As an avid user of inat I’m always looking for something new out in nature whether that be a plant, bird, insect, fungi, or whatever else there’s always something to see. That said the longer you use inat in one region the harder it seems to become to see something new. However if you look at our life lists versus our home regions this just isn’t the case! There is a link you can use to see all the things you haven’t seen. Below is the list of species I’m currently missing for my home state. Only just on Friday did I knock Song Sparrows off that list. What common species are you still missing? Which do you really hope to see this year? Personally I’m trying to get as many of the species seen over 100 times in Colorado as I can.
All you need to do to see yours is change the name “blazeclaw” in the url to your inat username and then do whatever search parameters you normally would on the inat map. For example if you’re from California just search it on the map and see what you have yet too find (a lot I’d imagine so many species over there!)
This is a great idea! I have a short list of birds my grandma has seen but I haven’t, but I didn’t realise which plants, fungi and insects I have around me that I haven’t observed. I’m seaching two much smaller areas than you, but I’m astonished there’s a total of 38 Wood Anenome observations in my patch and none of them were me!
At the start of this year, I found the 100 most commonly observed species in Ontario that I hadn’t found yet, and made a list out of them. So far I’ve seen 12/100 (I haven’t uploaded my ring-necked duck photos yet). It’s been really helpful as a guideline for what I should be looking for, or where I should be looking for new things.
I’ve got a long list of critters I’ve ever never seen (pipits, pine warblers, rio grande chirping frogs, timber rattlers, pigmy rattlers), or seen elsewhere but not here, or have seen but never photographed (racers, coyotes, barred owls, barn owls, wilson’s snipe…)
There’s always something :) I lived in the panhandle for 15 years and still never saw everything there was to see (for instance, prairie kingsnakes, too many birds to list, round tailed horned lizards).
If I were to do my home county, I have to find 175 species with the most common one being 6 obs. Not surprising since I have 84% of all county obs so I expected the list to be short. If I search for species at the state level and only look for species with more than 100 obs, the list would be 361.

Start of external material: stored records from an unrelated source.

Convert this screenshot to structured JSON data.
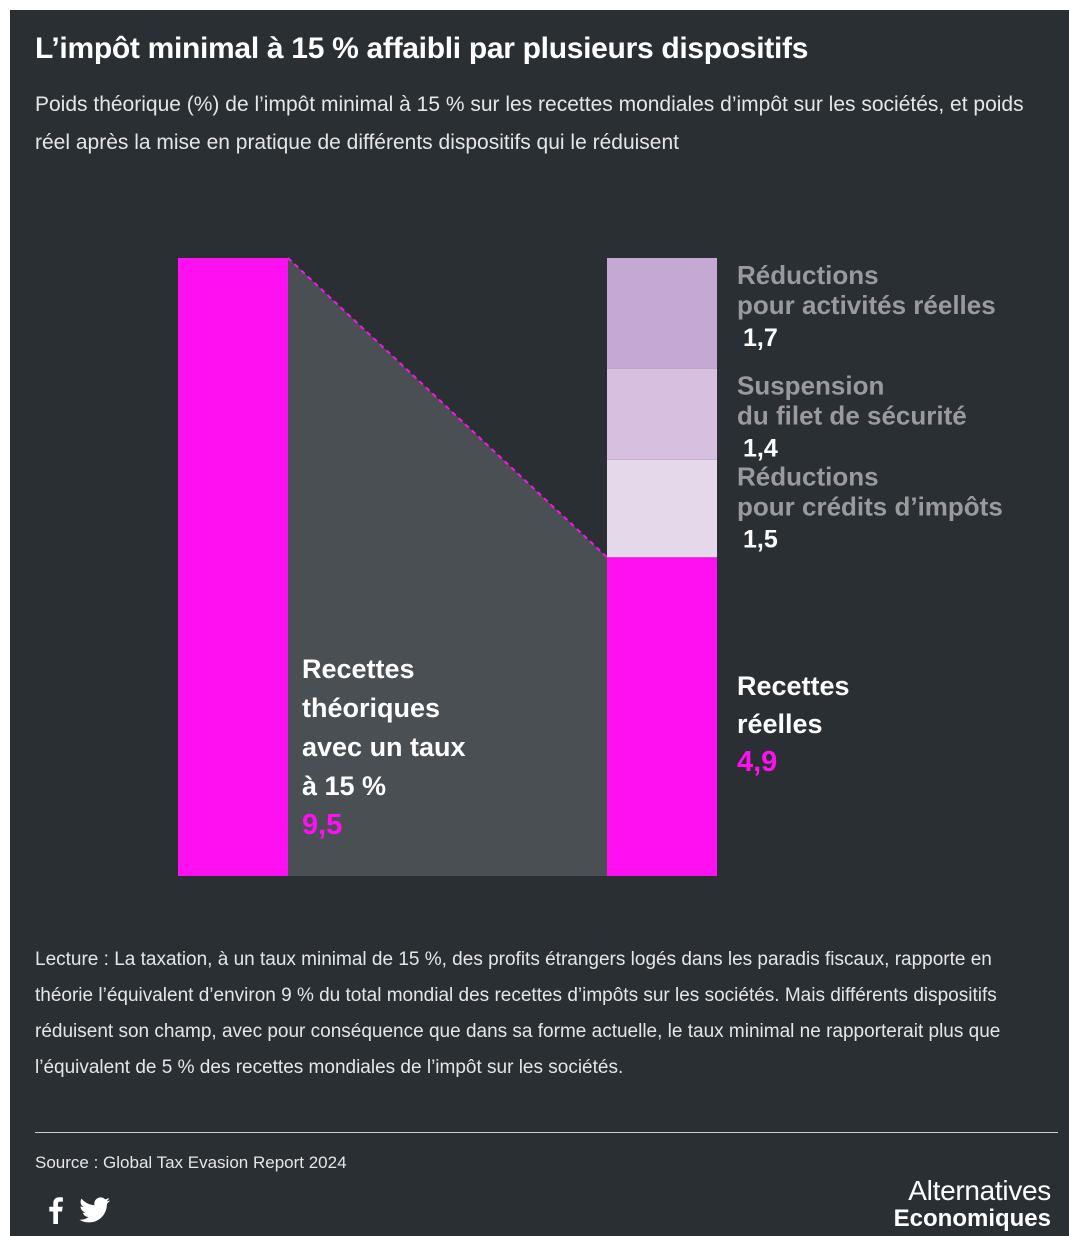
{
  "header": {
    "title": "L’impôt minimal à 15 % affaibli par plusieurs dispositifs",
    "subtitle": "Poids théorique (%) de l’impôt minimal à 15 % sur les recettes mondiales d’impôt sur les sociétés, et poids réel après la mise en pratique de différents dispositifs qui le réduisent"
  },
  "colors": {
    "background": "#2a2f33",
    "magenta": "#ff10f0",
    "connector": "#4a4f53",
    "segment_1": "#c5a8d3",
    "segment_2": "#d6bfdf",
    "segment_3": "#e5d8ea"
  },
  "chart_data": {
    "type": "bar",
    "title": "L’impôt minimal à 15 % affaibli par plusieurs dispositifs",
    "bars": [
      {
        "label_lines": [
          "Recettes",
          "théoriques",
          "avec un taux",
          "à 15 %"
        ],
        "value": 9.5,
        "value_text": "9,5"
      },
      {
        "label_lines": [
          "Recettes",
          "réelles"
        ],
        "value": 4.9,
        "value_text": "4,9"
      }
    ],
    "reductions": [
      {
        "label_lines": [
          "Réductions",
          "pour activités réelles"
        ],
        "value": 1.7,
        "value_text": "1,7"
      },
      {
        "label_lines": [
          "Suspension",
          "du filet de sécurité"
        ],
        "value": 1.4,
        "value_text": "1,4"
      },
      {
        "label_lines": [
          "Réductions",
          "pour crédits d’impôts"
        ],
        "value": 1.5,
        "value_text": "1,5"
      }
    ],
    "ylim": [
      0,
      9.5
    ],
    "grid": false
  },
  "footer": {
    "reading": "Lecture : La taxation, à un taux minimal de 15 %, des profits étrangers logés dans les paradis fiscaux, rapporte en théorie l’équivalent d’environ 9 % du total mondial des recettes d’impôts sur les sociétés. Mais différents dispositifs réduisent son champ, avec pour conséquence que dans sa forme actuelle, le taux minimal ne rapporterait plus que l’équivalent de 5 % des recettes mondiales de l’impôt sur les sociétés.",
    "source": "Source : Global Tax Evasion Report 2024",
    "brand_line1": "Alternatives",
    "brand_line2": "Economiques",
    "social_icons": [
      "facebook-icon",
      "twitter-icon"
    ]
  }
}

Though my current goals for the year are, seeing if 20th, 76th, 156th time is charm on certain species like White-headed Woodpeckers, Greater Sage-Grouse, Northern Goshawks or Harris’s Sparrows. Outside of birds, I hope to find plenty of more insect species and all the Treasure Valley desert specialty reptiles.

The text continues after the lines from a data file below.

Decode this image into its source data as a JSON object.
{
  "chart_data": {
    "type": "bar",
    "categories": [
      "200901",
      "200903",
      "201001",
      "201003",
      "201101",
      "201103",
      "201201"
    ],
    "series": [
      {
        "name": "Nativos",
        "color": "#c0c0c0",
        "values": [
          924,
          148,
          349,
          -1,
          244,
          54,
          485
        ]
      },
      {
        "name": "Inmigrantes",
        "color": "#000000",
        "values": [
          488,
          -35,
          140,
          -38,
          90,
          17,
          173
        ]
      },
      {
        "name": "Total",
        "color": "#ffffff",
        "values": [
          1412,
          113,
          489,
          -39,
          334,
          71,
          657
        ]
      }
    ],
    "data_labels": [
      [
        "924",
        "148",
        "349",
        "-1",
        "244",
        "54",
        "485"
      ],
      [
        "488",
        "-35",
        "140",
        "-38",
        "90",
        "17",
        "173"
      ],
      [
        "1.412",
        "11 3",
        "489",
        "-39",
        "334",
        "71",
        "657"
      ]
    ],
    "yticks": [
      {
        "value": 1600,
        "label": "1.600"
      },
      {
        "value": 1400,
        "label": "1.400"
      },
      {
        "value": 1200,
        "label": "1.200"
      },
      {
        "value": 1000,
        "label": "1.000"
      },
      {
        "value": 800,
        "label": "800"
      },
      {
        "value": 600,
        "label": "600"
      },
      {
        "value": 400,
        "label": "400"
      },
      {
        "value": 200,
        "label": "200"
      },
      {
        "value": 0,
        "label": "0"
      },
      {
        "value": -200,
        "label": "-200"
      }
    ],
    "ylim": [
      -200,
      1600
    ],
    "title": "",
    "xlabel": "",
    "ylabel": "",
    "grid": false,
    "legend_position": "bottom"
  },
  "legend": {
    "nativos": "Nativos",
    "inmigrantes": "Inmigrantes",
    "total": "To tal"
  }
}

This is really helpful for pointing out my blind spots. There are species that I see all the time that I’ve apparently never stopped to observe. Now I will. Many thanks, @blazeclaw
One question though: Is there an efficient way to output a list of the resulting species? I could export the data of the results, choosing which fields I want, then use something like R to make an ordered list of the most common species. I could copy the list of species by hand, or take a screen shot of the top results. Is there any quick way to take the species from the species view as a text list, without the pictures, frames, etc? Thank you.
What list ? The list of species you have not seen? The master checklist against which it is compared? Pretty much all pages have an export/download tool. It is most often on the modal popup that comes up when you press the filters button.

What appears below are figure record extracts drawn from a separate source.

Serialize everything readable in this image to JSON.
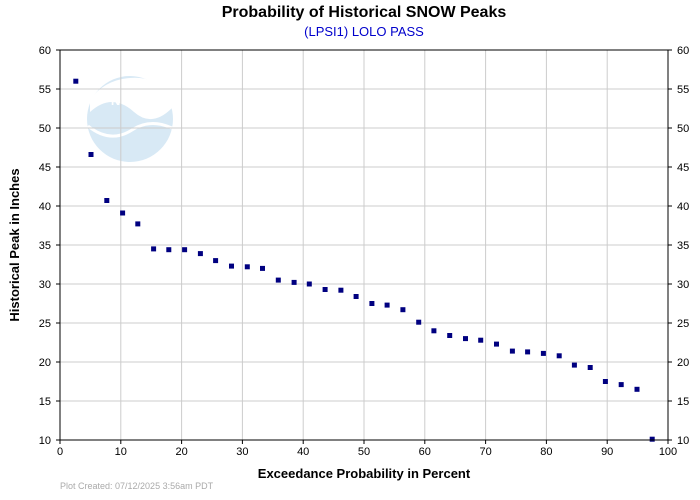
{
  "chart_data": {
    "type": "scatter",
    "title": "Probability of Historical SNOW Peaks",
    "subtitle": "(LPSI1) LOLO PASS",
    "xlabel": "Exceedance Probability in Percent",
    "ylabel": "Historical Peak in Inches",
    "xlim": [
      0,
      100
    ],
    "ylim": [
      10,
      60
    ],
    "xticks": [
      0,
      10,
      20,
      30,
      40,
      50,
      60,
      70,
      80,
      90,
      100
    ],
    "yticks": [
      10,
      15,
      20,
      25,
      30,
      35,
      40,
      45,
      50,
      55,
      60
    ],
    "grid": true,
    "footer": "Plot Created: 07/12/2025 3:56am PDT",
    "colors": {
      "title": "#000000",
      "subtitle": "#0000cc",
      "points": "#000080",
      "grid": "#cccccc",
      "footer": "#aaaaaa",
      "noaa_logo": "#b9d8ee"
    },
    "logo": "NOAA",
    "points": [
      {
        "x": 2.6,
        "y": 56.0
      },
      {
        "x": 5.1,
        "y": 46.6
      },
      {
        "x": 7.7,
        "y": 40.7
      },
      {
        "x": 10.3,
        "y": 39.1
      },
      {
        "x": 12.8,
        "y": 37.7
      },
      {
        "x": 15.4,
        "y": 34.5
      },
      {
        "x": 17.9,
        "y": 34.4
      },
      {
        "x": 20.5,
        "y": 34.4
      },
      {
        "x": 23.1,
        "y": 33.9
      },
      {
        "x": 25.6,
        "y": 33.0
      },
      {
        "x": 28.2,
        "y": 32.3
      },
      {
        "x": 30.8,
        "y": 32.2
      },
      {
        "x": 33.3,
        "y": 32.0
      },
      {
        "x": 35.9,
        "y": 30.5
      },
      {
        "x": 38.5,
        "y": 30.2
      },
      {
        "x": 41.0,
        "y": 30.0
      },
      {
        "x": 43.6,
        "y": 29.3
      },
      {
        "x": 46.2,
        "y": 29.2
      },
      {
        "x": 48.7,
        "y": 28.4
      },
      {
        "x": 51.3,
        "y": 27.5
      },
      {
        "x": 53.8,
        "y": 27.3
      },
      {
        "x": 56.4,
        "y": 26.7
      },
      {
        "x": 59.0,
        "y": 25.1
      },
      {
        "x": 61.5,
        "y": 24.0
      },
      {
        "x": 64.1,
        "y": 23.4
      },
      {
        "x": 66.7,
        "y": 23.0
      },
      {
        "x": 69.2,
        "y": 22.8
      },
      {
        "x": 71.8,
        "y": 22.3
      },
      {
        "x": 74.4,
        "y": 21.4
      },
      {
        "x": 76.9,
        "y": 21.3
      },
      {
        "x": 79.5,
        "y": 21.1
      },
      {
        "x": 82.1,
        "y": 20.8
      },
      {
        "x": 84.6,
        "y": 19.6
      },
      {
        "x": 87.2,
        "y": 19.3
      },
      {
        "x": 89.7,
        "y": 17.5
      },
      {
        "x": 92.3,
        "y": 17.1
      },
      {
        "x": 94.9,
        "y": 16.5
      },
      {
        "x": 97.4,
        "y": 10.1
      }
    ]
  }
}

you can go to “filters”, and then “more filters” on the explore page, and type in the place. the place ID should show in the URL, and you don’t have to leave the page ;)
Alas, as a new user in one of NYC’s boroughs*, I have an awful lot of organisms I haven’t yet seen.
Here’s how a newbie made the conversion: First, I simply clicked on @blazeclaw’s link–which, of course, gave me the wrong data. Next, I substituted my username at the end of the URL, which still left me blazeclaw’s location. (Place ID number? Never heard of it.) Lastly, I clicked the X next to the location and substitute my own via the search box. And within a matter of minutes I both learned I have a Place ID and what it is.
And… Wow! Over 2,700 species I haven’t seen or uploaded yet!
Explainer for non-New Yorkers: each borough is also a county, so NYC is composed of five counties.
The export/download tool, as far as I can tell, always outputs one observation per row. I want the list that is the topic of this discussion, one species I haven’t observed per row. As I said,
Unless I’m misunderstanding, your answer only restates something I stated in my question.
I don’t believe there is any functionality in the UI to export a unique species list other than in checklists where there is an export and taxonomic export function available. That is kind of pointless in this case as to build such a checklist you would already need the unique list.
Perhaps it could be done through the API but I am unsure if the needed endpoints exist. If there is a way through the UI I don’t know it, and no one else has stepped up to suggest it, but perhaps they will.
If I manually select the text with my mouse, dragging it starting from the beginning of the first name to the end of the last name I want on my list, I get a list with rows formatted like this:
So each species is given 5 lines, and I only really care about the 4th/5th line. Pasting that into Excel puts each line in a different row. Since it’s a consistent pattern I’m thinking there should be some way to automatically remove the rows you don’t want?
Actually, it isn’t a perfect pattern because some species don’t have a native/introduced status and then that line is skipped.